My husband throws open the shower door to tell me the latest on Antiques Roadshow: A man had a blanket on the back of his rocking chair for years, and it turns out to be a national treasure.

"The guy was almost crying," he says. "Also, do you want to have sex?"

"Yep," I say with a mouth full of toothpaste.

"Can I come in?"

"No. I'm spitting." I grab the cucumber shower gel and raise my eyebrows so he knows I'm dolling up for him. "I'll be out in two."

But take ten. Because there's another great idea brewing. Maybe there is a story to tell about a mother nearly crashing the car to write random words. Maybe it doesn't have to be as long as a novel. Honestly, selling a story to some magazine with an infinitesimal circulation, a magazine that pays in free contributors' copies, will make you happy. Then you can call yourself a writer. And that will explain why your car looks the way it does, why you're a little flakey and never finish your chores.

I put my nightgown on quietly so I don't wake my husband. Never mind the sex. My period started anyway.
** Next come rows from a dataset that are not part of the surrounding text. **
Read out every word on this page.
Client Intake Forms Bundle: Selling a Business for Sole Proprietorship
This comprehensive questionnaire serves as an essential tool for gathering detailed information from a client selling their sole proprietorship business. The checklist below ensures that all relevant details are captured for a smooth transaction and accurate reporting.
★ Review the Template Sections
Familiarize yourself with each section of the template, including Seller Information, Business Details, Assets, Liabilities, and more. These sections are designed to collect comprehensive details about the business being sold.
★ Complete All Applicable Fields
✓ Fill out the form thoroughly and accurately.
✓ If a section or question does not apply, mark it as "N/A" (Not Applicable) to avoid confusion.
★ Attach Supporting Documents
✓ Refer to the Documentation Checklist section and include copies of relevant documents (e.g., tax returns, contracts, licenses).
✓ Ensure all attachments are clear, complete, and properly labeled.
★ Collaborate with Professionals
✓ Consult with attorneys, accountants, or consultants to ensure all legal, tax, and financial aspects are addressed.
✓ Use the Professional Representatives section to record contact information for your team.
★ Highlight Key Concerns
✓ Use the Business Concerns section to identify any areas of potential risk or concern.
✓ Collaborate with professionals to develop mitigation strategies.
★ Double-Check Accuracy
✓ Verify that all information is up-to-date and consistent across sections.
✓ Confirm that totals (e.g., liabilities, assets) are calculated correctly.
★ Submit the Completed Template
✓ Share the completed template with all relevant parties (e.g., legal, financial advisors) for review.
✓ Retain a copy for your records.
I check on the kids, pick up the stuffed animal that's fallen on the floor, and pull the covers over my ten-year-old son's shoulders. His legs stretch nearly to the end of his little boy bed. When did this happen? I promise myself not to miss his growing up, not to let this writing make me distracted and self-centered. I kiss my six-year-old on the cheek. He's curled into the top corner of his bed, much too small to play alone for so long, or to realize how awful I was today. No one here needs to see me on the back cover of a book.

Back in our bedroom, my husband looks like a little boy when he sleeps, the way he hugs the pillow like a teddy bear. I climb under the sheet, my Maxi Pad rustling as I wrap a leg around him and hold on. When did I stop living my life just so I could write about it?

Make it a priority to be in the moment. Tomorrow. Because he's asleep anyway, and since the light is on, find a pen and any scrap of paper. Write the words "Antiques Roadshow".